Four years ago, the group had pulled out of a Rs 10,000-crore proposal to build a steel mill, a fertiliser factory and a power plant. Khaleda Zia of the Bangladesh Nationalist Party was the Prime Minister then.
The Tatas have held talks with Summit Communications of Bangladesh, which has the licence to set up telecom infrastructure there.
Summit Communications managing director Arif Ali Islam said, We held exploratory talks. I cannot reveal the nature of the talks because of confidentiality clauses.
Summit Communications has the licence to build a telecom transmission, or an optic fibre network, across the country, linking all sub-district towns. The network, which will be used by all operators as well as by the government, has to come up within 10 years. The network could involve investments of over Rs 1,000 crore, analysts said.
Sources in the Bangladesh government said Tata Communications and Tata Consultancy Services had shown interest in the countrys booming IT industry because of low labour rates. No official comments could be obtained.

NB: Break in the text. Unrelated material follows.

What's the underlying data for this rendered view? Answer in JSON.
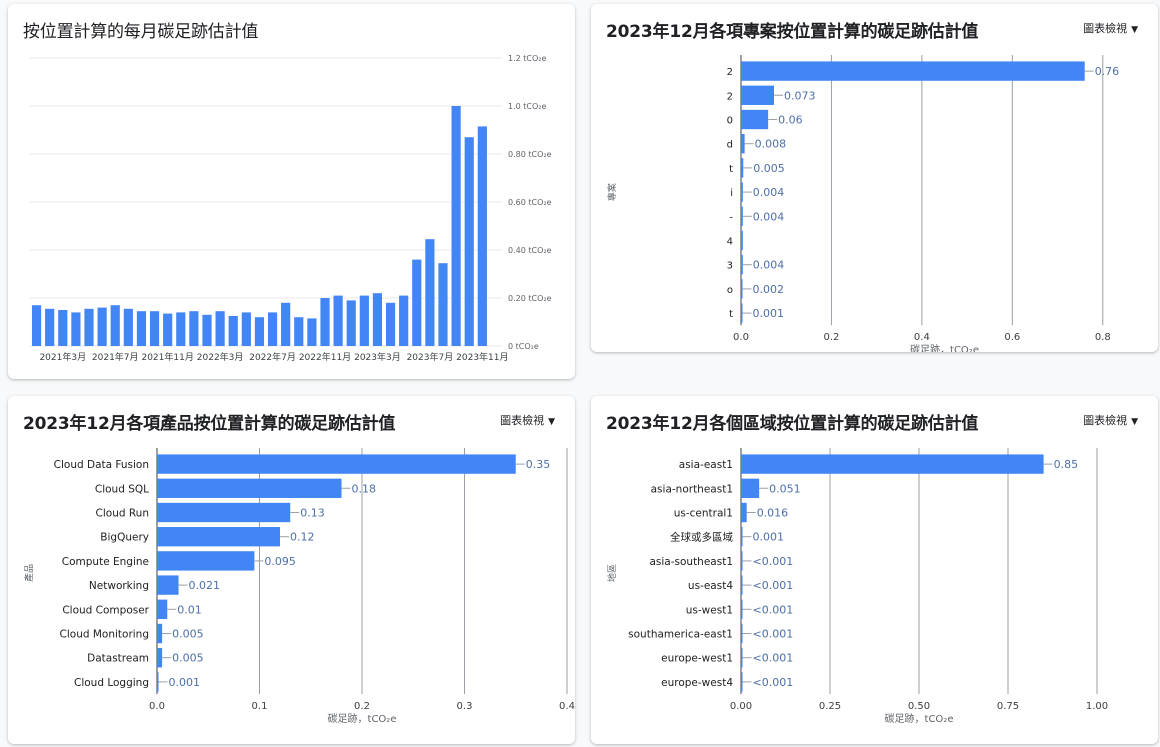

The software industry in Bangladesh, valued at $3.5 billion, is still small but is growing at a 35 per cent rate annually. Sources in the Tata group confirmed that the company had shown interest in the emerging market and had also sent a team to meet Bangladeshs telecom regulators.
According to sources, the recently elected Awami League government would welcome the Tatas and want them to expand their investment to other sectors such as automobiles, where they could build a plant to assemble knocked-down cars and trucks. Tata Motors, sources said, is studying the possibility of an assembly unit in Bangladesh as well as sourcing auto parts from there.

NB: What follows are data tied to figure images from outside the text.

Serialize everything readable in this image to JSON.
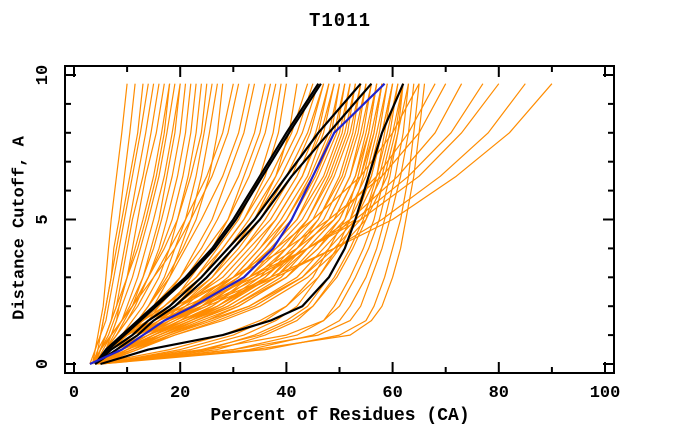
{
  "chart_data": {
    "type": "line",
    "title": "T1011",
    "xlabel": "Percent of Residues (CA)",
    "ylabel": "Distance Cutoff, A",
    "xlim": [
      0,
      100
    ],
    "ylim": [
      0,
      10
    ],
    "grid": false,
    "legend": "none",
    "x_major_ticks": [
      0,
      20,
      40,
      60,
      80,
      100
    ],
    "x_minor_ticks": [
      10,
      30,
      50,
      70,
      90
    ],
    "y_major_ticks": [
      0,
      5,
      10
    ],
    "y_minor_ticks": [
      1,
      2,
      3,
      4,
      6,
      7,
      8,
      9
    ],
    "colors": {
      "orange": "#FF8C00",
      "black": "#000000",
      "blue": "#2222CC"
    },
    "y_anchors": [
      0,
      0.5,
      1,
      1.5,
      2,
      3,
      4,
      5,
      6.5,
      8,
      9.7
    ],
    "series_groups": [
      {
        "name": "predictions-orange",
        "color": "#FF8C00",
        "stroke_width": 1.2,
        "curves": [
          [
            3,
            4,
            4.5,
            5,
            5.5,
            6,
            6.5,
            7,
            8,
            9,
            10
          ],
          [
            3.5,
            4,
            5,
            5.5,
            6,
            7,
            7.5,
            8.5,
            9.5,
            10.5,
            11.5
          ],
          [
            4,
            4.5,
            5,
            5.5,
            6,
            7,
            8,
            9,
            10.5,
            12,
            13
          ],
          [
            3.5,
            4,
            5,
            6,
            6.5,
            7.5,
            8.5,
            9.5,
            11,
            12.5,
            14
          ],
          [
            4,
            5,
            6,
            7,
            7.5,
            8.5,
            9.5,
            10.5,
            12,
            13.5,
            15
          ],
          [
            4,
            5,
            6,
            7,
            8,
            9,
            10,
            11,
            13,
            14.5,
            16
          ],
          [
            5,
            6,
            7,
            8,
            8.5,
            10,
            11,
            12,
            13.5,
            15.5,
            17
          ],
          [
            4,
            5,
            6.5,
            7.5,
            8.5,
            10,
            11.5,
            13,
            15,
            16.5,
            18
          ],
          [
            3.5,
            4.5,
            6,
            7,
            8,
            10,
            12,
            13.5,
            15.5,
            17,
            18
          ],
          [
            4,
            5.5,
            7,
            8,
            9,
            11,
            12.5,
            14,
            16,
            17.5,
            19
          ],
          [
            4,
            6,
            7.5,
            9,
            10,
            12,
            13.5,
            15,
            17,
            18.5,
            20
          ],
          [
            5,
            6,
            8,
            9.5,
            11,
            13,
            14.5,
            16,
            17.5,
            19,
            20
          ],
          [
            4,
            5,
            7,
            9,
            10.5,
            13,
            15,
            16.5,
            18.5,
            20,
            21
          ],
          [
            4,
            6,
            8,
            10,
            11.5,
            14,
            16,
            17.5,
            19.5,
            21,
            22
          ],
          [
            3.5,
            5,
            7,
            9,
            11,
            14,
            16.5,
            18.5,
            20.5,
            22,
            23
          ],
          [
            4,
            6,
            9,
            11,
            13,
            16,
            18,
            19.5,
            21.5,
            23,
            24
          ],
          [
            4,
            5,
            7,
            9,
            11,
            14,
            17,
            19.5,
            22,
            24,
            25
          ],
          [
            4,
            7,
            10,
            12,
            14,
            17,
            19,
            21,
            23,
            24.5,
            26
          ],
          [
            5,
            7,
            10,
            13,
            15,
            18,
            20,
            22,
            24,
            25.5,
            27
          ],
          [
            4,
            6,
            9,
            12,
            14,
            17.5,
            20.5,
            23,
            25.5,
            27,
            28
          ],
          [
            4,
            6,
            8,
            10,
            12,
            15,
            18,
            21,
            25,
            28,
            30
          ],
          [
            4,
            5,
            7,
            9,
            11,
            15,
            19,
            22,
            26,
            29,
            31
          ],
          [
            4,
            7,
            10,
            12,
            14,
            18,
            21,
            24,
            28,
            31,
            33
          ],
          [
            5,
            8,
            11,
            14,
            16,
            20,
            23,
            26,
            29,
            32,
            34
          ],
          [
            4,
            6,
            9,
            12,
            15,
            20,
            24,
            27,
            31,
            34,
            36
          ],
          [
            4,
            8,
            12,
            15,
            18,
            22,
            26,
            29,
            32,
            35,
            37
          ],
          [
            5,
            7,
            10,
            13,
            16,
            21,
            25,
            29,
            33,
            36,
            38
          ],
          [
            4,
            6,
            9,
            13,
            17,
            23,
            27,
            31,
            35,
            37.5,
            39
          ],
          [
            4,
            8,
            12,
            16,
            19,
            24,
            28,
            32,
            36,
            38.5,
            40
          ],
          [
            5,
            9,
            13,
            17,
            20,
            26,
            30,
            34,
            38,
            40.5,
            42
          ],
          [
            4,
            7,
            10,
            14,
            17,
            23,
            28,
            32,
            37,
            41,
            44
          ],
          [
            4,
            6,
            9,
            13,
            17,
            24,
            29,
            33,
            38,
            42,
            45
          ],
          [
            5,
            8,
            12,
            15,
            19,
            25,
            30,
            34,
            39,
            43,
            46
          ],
          [
            4,
            7,
            11,
            15,
            19,
            26,
            31,
            35,
            40,
            44,
            47
          ],
          [
            4,
            9,
            13,
            17,
            21,
            27,
            32,
            36,
            41,
            44.5,
            47
          ],
          [
            5,
            8,
            12,
            16,
            20,
            27,
            32,
            37,
            42,
            45.5,
            48
          ],
          [
            4,
            6,
            10,
            15,
            20,
            28,
            33,
            38,
            43,
            46,
            48
          ],
          [
            4,
            8,
            13,
            18,
            22,
            29,
            34,
            38,
            43,
            46.5,
            49
          ],
          [
            5,
            9,
            14,
            18,
            23,
            30,
            35,
            39,
            44,
            47,
            49
          ],
          [
            4,
            7,
            12,
            17,
            22,
            30,
            35,
            40,
            44.5,
            48,
            50
          ],
          [
            4,
            10,
            15,
            20,
            24,
            31,
            36,
            40,
            45,
            48.5,
            50
          ],
          [
            5,
            8,
            13,
            18,
            23,
            31,
            36,
            41,
            45.5,
            49,
            51
          ],
          [
            4,
            9,
            14,
            19,
            25,
            32,
            37,
            42,
            46,
            49.5,
            51
          ],
          [
            4,
            7,
            11,
            16,
            22,
            31,
            37,
            42,
            47,
            50,
            52
          ],
          [
            5,
            10,
            15,
            21,
            26,
            33,
            38,
            43,
            47.5,
            50.5,
            52
          ],
          [
            4,
            8,
            13,
            19,
            24,
            33,
            39,
            44,
            48,
            51,
            53
          ],
          [
            4,
            11,
            16,
            22,
            27,
            35,
            40,
            44,
            48.5,
            51.5,
            53
          ],
          [
            5,
            9,
            14,
            20,
            26,
            34,
            40,
            45,
            49,
            52,
            54
          ],
          [
            4,
            8,
            14,
            21,
            27,
            36,
            41,
            46,
            50,
            52.5,
            54
          ],
          [
            4,
            10,
            16,
            22,
            28,
            36,
            42,
            46,
            50.5,
            53,
            55
          ],
          [
            5,
            9,
            15,
            21,
            28,
            37,
            42,
            47,
            51,
            53.5,
            55
          ],
          [
            4,
            11,
            17,
            23,
            29,
            38,
            43,
            48,
            52,
            54,
            56
          ],
          [
            4,
            8,
            14,
            20,
            27,
            37,
            43,
            48,
            52,
            54.5,
            56
          ],
          [
            5,
            10,
            16,
            23,
            30,
            39,
            44,
            49,
            53,
            55,
            57
          ],
          [
            4,
            9,
            15,
            22,
            29,
            38,
            44,
            49,
            53,
            55.5,
            57
          ],
          [
            4,
            12,
            18,
            25,
            31,
            40,
            45,
            50,
            54,
            56,
            58
          ],
          [
            5,
            10,
            17,
            24,
            31,
            40,
            46,
            50,
            54,
            56.5,
            58
          ],
          [
            4,
            9,
            16,
            23,
            30,
            40,
            46,
            51,
            55,
            57,
            59
          ],
          [
            4,
            11,
            18,
            26,
            33,
            42,
            47,
            52,
            56,
            58,
            60
          ],
          [
            5,
            12,
            19,
            27,
            34,
            43,
            48,
            53,
            57,
            59,
            61
          ],
          [
            4,
            10,
            17,
            25,
            33,
            43,
            49,
            54,
            58,
            60,
            62
          ],
          [
            4,
            11,
            19,
            28,
            35,
            44,
            50,
            55,
            59,
            61,
            63
          ],
          [
            4,
            7,
            10,
            15,
            20,
            30,
            38,
            45,
            54,
            60,
            65
          ],
          [
            5,
            8,
            12,
            17,
            23,
            33,
            42,
            49,
            57,
            63,
            68
          ],
          [
            4,
            6,
            9,
            14,
            19,
            30,
            40,
            48,
            58,
            65,
            70
          ],
          [
            4,
            8,
            13,
            18,
            24,
            35,
            44,
            52,
            61,
            68,
            73
          ],
          [
            5,
            7,
            11,
            16,
            22,
            34,
            44,
            53,
            63,
            71,
            77
          ],
          [
            4,
            6,
            10,
            15,
            21,
            33,
            44,
            54,
            65,
            73,
            80
          ],
          [
            4,
            8,
            12,
            18,
            25,
            38,
            49,
            58,
            69,
            78,
            85
          ],
          [
            5,
            7,
            11,
            17,
            24,
            37,
            49,
            60,
            72,
            82,
            90
          ],
          [
            5,
            20,
            30,
            36,
            40,
            45,
            48,
            51,
            53.5,
            55.5,
            57
          ],
          [
            4,
            22,
            32,
            38,
            42,
            46,
            49.5,
            52,
            54.5,
            56.5,
            58
          ],
          [
            5,
            25,
            34,
            40,
            44,
            48,
            51,
            53,
            55.5,
            57.5,
            59
          ],
          [
            4,
            18,
            28,
            35,
            40,
            46,
            50,
            53,
            56,
            58,
            60
          ],
          [
            5,
            27,
            36,
            42,
            45,
            49,
            52,
            54.5,
            57,
            58.5,
            60
          ],
          [
            4,
            24,
            35,
            41,
            45,
            49.5,
            52.5,
            55,
            57.5,
            59.5,
            61
          ],
          [
            5,
            30,
            42,
            47,
            49,
            52,
            54.5,
            56.5,
            58.5,
            60.5,
            62
          ],
          [
            4,
            25,
            40,
            47,
            50,
            53,
            55.5,
            57.5,
            59.5,
            61,
            62
          ],
          [
            5,
            33,
            45,
            50,
            52,
            55,
            57,
            58.5,
            60.5,
            62,
            63
          ],
          [
            4,
            30,
            46,
            52,
            54,
            56,
            58,
            59.5,
            61.5,
            63,
            64
          ],
          [
            5,
            36,
            50,
            55,
            56.5,
            58.5,
            60,
            61.5,
            63,
            64,
            65
          ],
          [
            4,
            34,
            52,
            56,
            58,
            60,
            61.5,
            62.5,
            64,
            65,
            66
          ]
        ]
      },
      {
        "name": "highlight-black",
        "color": "#000000",
        "stroke_width": 2.2,
        "curves": [
          [
            4,
            6,
            9,
            12,
            15,
            21,
            26,
            30,
            35,
            40,
            46
          ],
          [
            4,
            6.5,
            9.5,
            12.5,
            15.5,
            21.5,
            26.5,
            30.5,
            35.5,
            40.5,
            46.5
          ],
          [
            4,
            7,
            11,
            14,
            18,
            24,
            29,
            34,
            40,
            46,
            54
          ],
          [
            4,
            8,
            12,
            15,
            19,
            25,
            30,
            35,
            41,
            48,
            56
          ],
          [
            5,
            14,
            28,
            37,
            43,
            48,
            51,
            53,
            55.5,
            58,
            62
          ]
        ]
      },
      {
        "name": "highlight-blue",
        "color": "#2222CC",
        "stroke_width": 2.2,
        "curves": [
          [
            3,
            9,
            13,
            17,
            22.5,
            32,
            37.5,
            41,
            45,
            49,
            58.5
          ]
        ]
      }
    ]
  }
}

However, we, too, will go by the earlier governments ruling that we cannot make gas available at cheap rates to any foreign company, government officials said. The Tatas had demanded cheap gas for its mega steel project. The then Bangladesh government did not agree as it felt the move would reduce the availability for domestic industry and household users.

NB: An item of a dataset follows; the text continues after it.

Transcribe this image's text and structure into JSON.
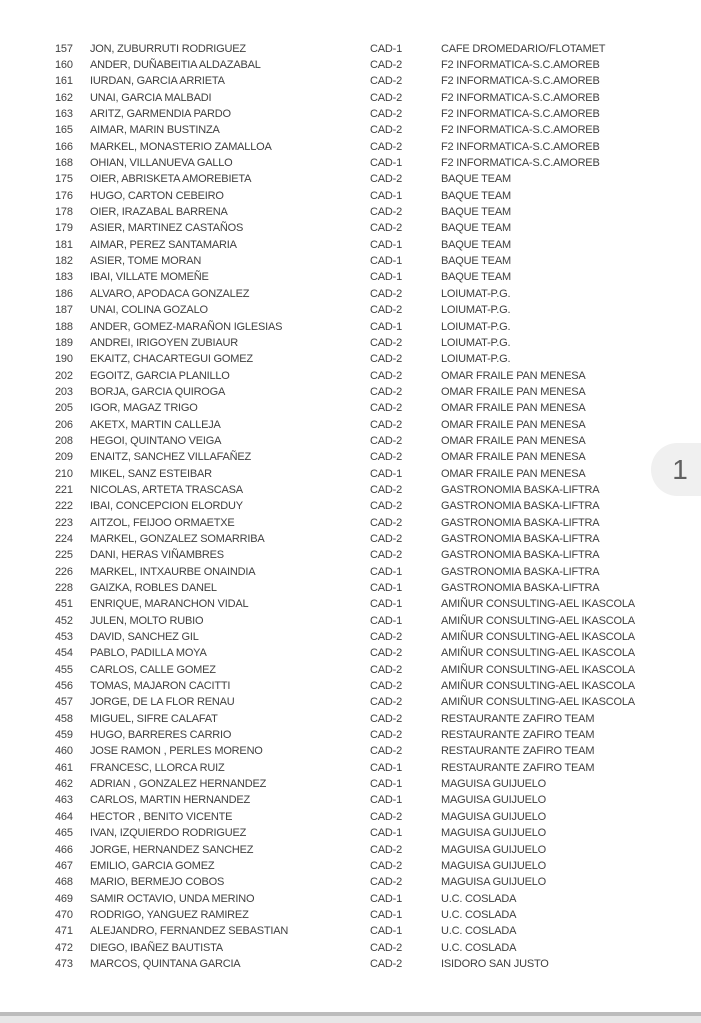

In 2006, the Tatas said they were suspending work on the $3-billion project because of delays on the part of the government. This was considered to be the single biggest investment in that country.
Bangladesh has found it hard to attract foreign direct investment, which totalled $6 billion since 1971, the year of its independence.
The country had earlier offered Indian investors special economic zones along its border, revamped railway links and the use of Chittagong and Mongla ports.
Indian companies made overseas investments worth around $16 billion in 2008-09 and $18.74 billion the year before. Acquisitions of European steel company Corus and car maker Jaguar Land Rover are among the recent high-profile investments abroad.
Though India is Bangladeshs largest trading partner, its investments in the neighbouring country has been negligible.
Analysts see investments in textiles, consumer goods, power plants and infrastructure as a possible way to offset the huge trade gap between the two nations. Uttara, Mongla, Narsinghdi in Khulna, Saidpur and Rangpur are enclaves where Indian investment could be localised.
India exports goods worth about $3 billion to its eastern neighbour, while Bangladesh exports just about a tenth of that to India.
This has always been a sore point in the economic relations between the two nations, with Bangladesh demanding better access to Indian markets for its tea, textiles and food products.